Children, rescuers among 16 killed by Syria govt fire
Regime bombardment killed 16 civilians including seven children and three rescue workers in militant-run northwest Syria Thursday, as fighting killed dozens on the edges of the anti-government bastion.
The Idlib region, home to some 3 million people, is supposed to be protected by a months-old international truce deal, but it has come under increased bombardment by the regime and its Russian ally since late April.
A regime airstrike targeted an ambulance in the town of Maaret al-Numan, killing three rescue workers inside, the Syrian Observatory for Human Rights said.
An AFP photographer saw a destroyed ambulance and rescuers carrying a survivor from the vehicle with his arm in shreds.
Syrian charity Benefsej, which owned the ambulance, said three of its workers had been killed. “It was a direct targeting of the ambulance,” said charity member Fouad Issa.
A woman also died in the ambulance while she was being transported for treatment, he added.

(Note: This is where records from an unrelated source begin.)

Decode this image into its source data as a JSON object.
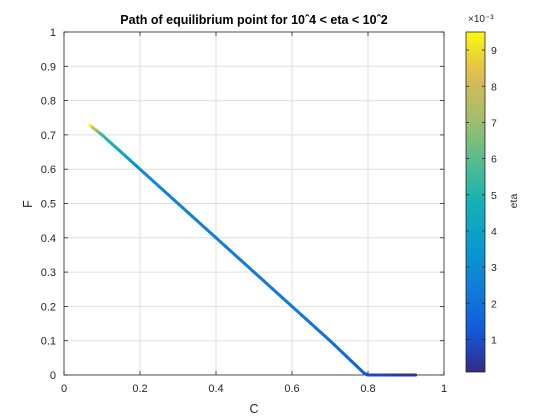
{
  "chart_data": {
    "type": "line",
    "title": "Path of equilibrium point for 10ˆ4 < eta < 10ˆ2",
    "xlabel": "C",
    "ylabel": "F",
    "xlim": [
      0,
      1
    ],
    "ylim": [
      0,
      1
    ],
    "x_ticks": [
      "0",
      "0.2",
      "0.4",
      "0.6",
      "0.8",
      "1"
    ],
    "y_ticks": [
      "0",
      "0.1",
      "0.2",
      "0.3",
      "0.4",
      "0.5",
      "0.6",
      "0.7",
      "0.8",
      "0.9",
      "1"
    ],
    "grid": true,
    "colormap": "parula",
    "colorbar": {
      "label": "eta",
      "exponent_label": "×10⁻³",
      "min": 0.1,
      "max": 9.5,
      "tick_values": [
        1,
        2,
        3,
        4,
        5,
        6,
        7,
        8,
        9
      ],
      "tick_labels": [
        "1",
        "2",
        "3",
        "4",
        "5",
        "6",
        "7",
        "8",
        "9"
      ]
    },
    "series": [
      {
        "x": [
          0.068,
          0.1,
          0.2,
          0.3,
          0.4,
          0.5,
          0.6,
          0.7,
          0.79,
          0.8,
          0.86,
          0.925
        ],
        "y": [
          0.728,
          0.7,
          0.6,
          0.5,
          0.4,
          0.3,
          0.2,
          0.1,
          0.005,
          0.0,
          0.0,
          0.0
        ],
        "color_values": [
          9.5,
          5.5,
          3.0,
          2.7,
          2.5,
          2.4,
          2.3,
          2.0,
          1.4,
          1.0,
          0.6,
          0.2
        ]
      }
    ]
  }
}
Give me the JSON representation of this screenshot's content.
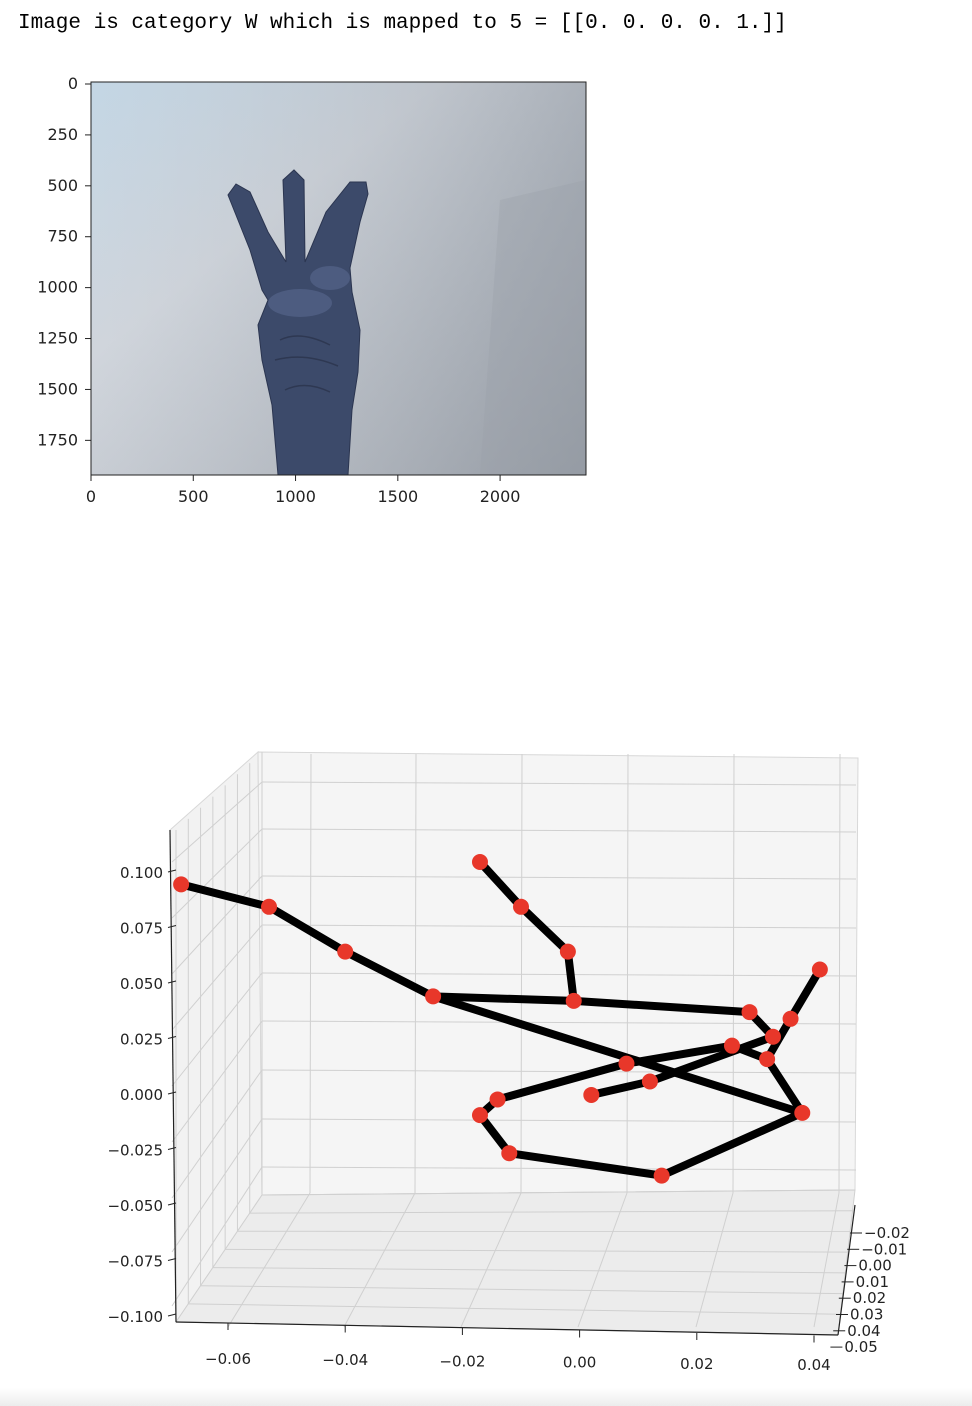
{
  "output": {
    "text": "Image is category W which is mapped to 5 = [[0. 0. 0. 0. 1.]]"
  },
  "image_plot": {
    "xticks": [
      "0",
      "500",
      "1000",
      "1500",
      "2000"
    ],
    "yticks": [
      "0",
      "250",
      "500",
      "750",
      "1000",
      "1250",
      "1500",
      "1750"
    ],
    "image_content": "photo of a hand showing three raised fingers against a grey wall"
  },
  "chart_data": {
    "type": "scatter",
    "projection": "3d",
    "title": "",
    "xlabel": "",
    "ylabel": "",
    "zlabel": "",
    "xticks": [
      "−0.06",
      "−0.04",
      "−0.02",
      "0.00",
      "0.02",
      "0.04"
    ],
    "zticks": [
      "0.100",
      "0.075",
      "0.050",
      "0.025",
      "0.000",
      "−0.025",
      "−0.050",
      "−0.075",
      "−0.100"
    ],
    "yticks": [
      "−0.02",
      "−0.01",
      "0.00",
      "0.01",
      "0.02",
      "0.03",
      "0.04",
      "0.05"
    ],
    "marker_color": "#e8372a",
    "line_color": "#000000",
    "pane_color": "#f2f2f2",
    "grid": true,
    "landmarks": [
      {
        "x": 0.014,
        "z": -0.04
      },
      {
        "x": 0.038,
        "z": -0.012
      },
      {
        "x": 0.032,
        "z": 0.012
      },
      {
        "x": 0.036,
        "z": 0.03
      },
      {
        "x": 0.041,
        "z": 0.052
      },
      {
        "x": -0.025,
        "z": 0.04
      },
      {
        "x": -0.04,
        "z": 0.06
      },
      {
        "x": -0.053,
        "z": 0.08
      },
      {
        "x": -0.068,
        "z": 0.09
      },
      {
        "x": -0.001,
        "z": 0.038
      },
      {
        "x": -0.002,
        "z": 0.06
      },
      {
        "x": -0.01,
        "z": 0.08
      },
      {
        "x": -0.017,
        "z": 0.1
      },
      {
        "x": 0.029,
        "z": 0.033
      },
      {
        "x": 0.033,
        "z": 0.022
      },
      {
        "x": 0.012,
        "z": 0.002
      },
      {
        "x": 0.002,
        "z": -0.004
      },
      {
        "x": 0.026,
        "z": 0.018
      },
      {
        "x": 0.008,
        "z": 0.01
      },
      {
        "x": -0.014,
        "z": -0.006
      },
      {
        "x": -0.017,
        "z": -0.013
      },
      {
        "x": -0.012,
        "z": -0.03
      }
    ],
    "connections": [
      [
        0,
        1
      ],
      [
        1,
        2
      ],
      [
        2,
        3
      ],
      [
        3,
        4
      ],
      [
        1,
        5
      ],
      [
        5,
        6
      ],
      [
        6,
        7
      ],
      [
        7,
        8
      ],
      [
        5,
        9
      ],
      [
        9,
        10
      ],
      [
        10,
        11
      ],
      [
        11,
        12
      ],
      [
        9,
        13
      ],
      [
        13,
        14
      ],
      [
        14,
        15
      ],
      [
        15,
        16
      ],
      [
        2,
        17
      ],
      [
        17,
        18
      ],
      [
        18,
        19
      ],
      [
        19,
        20
      ],
      [
        20,
        21
      ],
      [
        21,
        0
      ]
    ]
  }
}
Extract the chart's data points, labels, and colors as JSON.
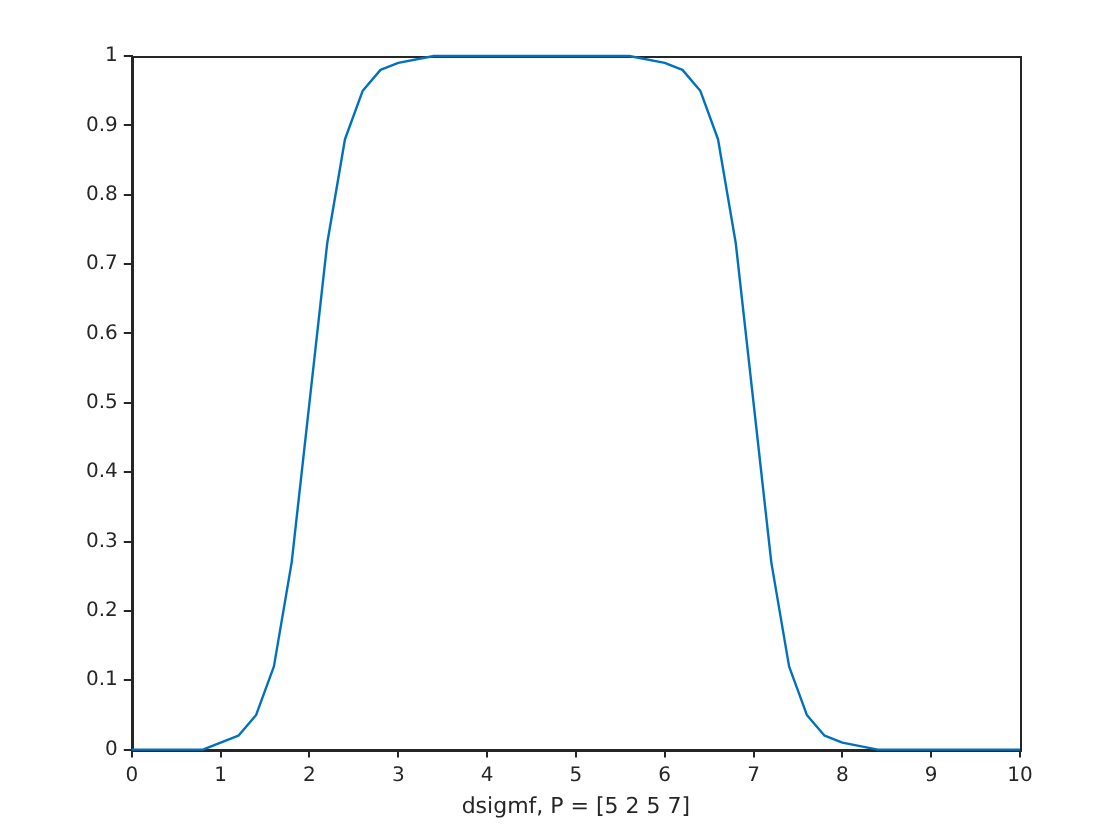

In a statement posted on social media networks, the charity described the attack as a “violation of international humanitarian law.” “Ensuring the protection of humanitarian and health facilities via the international community is a necessity for us to continue our work.”
Fighting raged Thursday in the north of Hama province, leaving at least 22 anti-regime fighters and 28 loyalists dead in the clashes around Tal Meleh village, the Observatory said. More than 90 fighters were killed in the same area over the two previous days, said the war monitor.
Syrian Foreign Minister Walid al-Moallem Wednesday pledged a full return of regime control to Idlib in the latest such warning from the Damascus government. “Idlib is a Syrian province and the operations the Syrian army is conducting are on Syrian soil and a legitimate right toward liberating the land,” he told the Beirut-based Al-Mayadeen television channel.
Analysts have however said they did not expect a full-out offensive to retake the region on Turkey’s doorstep for now.
Syria expert Sam Heller said the regime and Russia were seeking to secure neighboring loyalist areas and a key Russian military airbase to the west of Idlib, as well as exert pressure on Turkey to implement the September buffer zone deal.
“Damascus is still evidently intent on taking the whole of Idlib, and all Syrian territory nationwide,” the International Crisis Group analyst said.
“But it’s Russia that’s enabled this latest military push, seemingly with more limited aims.”
President Bashar Assad Thursday met the Kremlin’s Syria envoy Alexander Lavrentiev and Deputy Foreign Minister Sergey Vershinin in Damascus, state news agency SANA reported. They discussed developments in Syria, including efforts to eradicate “terrorism,” SANA said, using the regime’s term for rebels and Islamist militants.